As if to put a seal upon my decision, the instant it was formed the skies suddenly opened and the first rain of the rainy season commenced. I opened the van window and thrust out my arm. Rain ran down it, into my lap. It splashed my cheeks and dribbled down my chest. I hope it is like this for the readers of Fiesta of Smoke—that the love that is poured through its pages will anoint them in a downpour that revives everything. 

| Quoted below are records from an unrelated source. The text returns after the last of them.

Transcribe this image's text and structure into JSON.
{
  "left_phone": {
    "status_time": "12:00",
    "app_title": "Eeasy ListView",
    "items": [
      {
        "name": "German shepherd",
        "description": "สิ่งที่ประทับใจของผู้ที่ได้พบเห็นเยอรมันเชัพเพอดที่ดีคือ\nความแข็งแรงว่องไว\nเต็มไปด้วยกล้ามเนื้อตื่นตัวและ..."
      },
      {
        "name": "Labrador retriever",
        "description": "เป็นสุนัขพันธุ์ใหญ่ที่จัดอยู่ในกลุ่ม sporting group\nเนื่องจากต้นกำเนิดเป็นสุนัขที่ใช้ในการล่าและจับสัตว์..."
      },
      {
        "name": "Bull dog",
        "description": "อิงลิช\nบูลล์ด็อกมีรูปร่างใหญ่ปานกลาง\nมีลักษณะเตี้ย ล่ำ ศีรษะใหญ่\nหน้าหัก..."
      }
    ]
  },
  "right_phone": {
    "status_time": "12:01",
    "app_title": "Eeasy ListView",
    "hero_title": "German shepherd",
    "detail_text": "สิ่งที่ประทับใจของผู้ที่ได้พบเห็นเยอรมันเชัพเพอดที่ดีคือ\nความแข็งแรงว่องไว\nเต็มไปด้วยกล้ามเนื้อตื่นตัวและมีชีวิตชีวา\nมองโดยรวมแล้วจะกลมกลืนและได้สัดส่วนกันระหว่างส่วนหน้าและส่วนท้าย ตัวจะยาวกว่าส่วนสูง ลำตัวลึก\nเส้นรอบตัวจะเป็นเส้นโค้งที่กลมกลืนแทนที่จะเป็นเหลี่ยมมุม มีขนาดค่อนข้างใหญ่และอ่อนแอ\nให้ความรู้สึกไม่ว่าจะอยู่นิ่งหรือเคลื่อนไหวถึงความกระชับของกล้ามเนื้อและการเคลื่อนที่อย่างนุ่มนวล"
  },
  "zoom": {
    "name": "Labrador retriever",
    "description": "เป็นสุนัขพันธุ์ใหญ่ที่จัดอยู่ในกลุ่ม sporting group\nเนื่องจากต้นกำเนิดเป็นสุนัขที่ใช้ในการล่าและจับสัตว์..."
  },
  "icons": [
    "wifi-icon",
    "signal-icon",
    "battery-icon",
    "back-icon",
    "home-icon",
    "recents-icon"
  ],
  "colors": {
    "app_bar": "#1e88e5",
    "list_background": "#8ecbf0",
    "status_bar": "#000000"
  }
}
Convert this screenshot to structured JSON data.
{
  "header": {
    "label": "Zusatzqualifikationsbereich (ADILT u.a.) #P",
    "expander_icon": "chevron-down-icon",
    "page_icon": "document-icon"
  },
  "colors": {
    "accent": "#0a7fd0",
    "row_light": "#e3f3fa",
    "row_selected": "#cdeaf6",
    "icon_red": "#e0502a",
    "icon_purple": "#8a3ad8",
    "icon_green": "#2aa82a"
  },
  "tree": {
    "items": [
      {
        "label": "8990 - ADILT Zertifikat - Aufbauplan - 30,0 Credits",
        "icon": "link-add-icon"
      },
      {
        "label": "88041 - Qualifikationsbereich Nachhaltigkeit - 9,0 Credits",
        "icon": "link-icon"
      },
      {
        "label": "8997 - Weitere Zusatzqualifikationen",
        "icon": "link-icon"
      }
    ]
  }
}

For your enjoyment, the opening pages of Fiesta of Smoke:

Prologue
            The story I am about to tell you is true, as I myself was a participant. Some parts come from the accounts of my contemporaries, as alive and vivid as a basket of eels. The rest, rising from the dust of centuries, is open to conjecture only to those who lack a certain kind of faith that we, who made this story by our doing, held as our deepest fiber. To participate with us, you must consider that illusion is the veriest truth and reality can play you false in a heartbeat. There is nothing more you need to know, except that in matters of this world--and no doubt the next--the only real thing is love.
. . . .
Sierra Madre Occidental, Chihuahua, Mexico

            In a house ringed with guns, the couple is dancing. Courtyard walls condense fragrances flying on night wind sighing down the Sierra. Nectar and smoke lace with the smell of tortillas on the comal. From the open kitchen door a trapezoid of yellow light illumines, on a tilted chair, a blind guitarist whose gypsy rumba entwines the soft splatter of the fountain. White moths circle the musician’s head like spirits of inspired music.
            The dancers scarcely move. He holds her close, his forearm across her back, her hand curled into his crooked wrist, the other warm on the back of his neck. He scoops her into himself, their hips pressing, slowly rotating to rhythm as one. He submerges himself in her hair, its scent of apples and sandalwood, brushes his cheek against its softness, and gazes into the darkness, alert for signs.
            She rubs her cheek against the rough hand-woven cloth of his white shirt, breathes his essence--rich as newly-churned butter, sweet as vanilla, feral as a jaguar. It rises into her brain like a drug. Her head against his chest, she feels his heart pulsing powerfully, tuned like a guitar string to its own primal note. His whole being vibrates with what he senses: the closeness and surrender of her body, the sultry beat of the music, the luscious fragrances of the night, the invisible ambling of the guards on the walls, the inevitable approach of ruin.

It's great to be back! You can thank my friend Susan Coster for prodding me every day until I got this blog posted. Thanks, Susan. Please keep it up!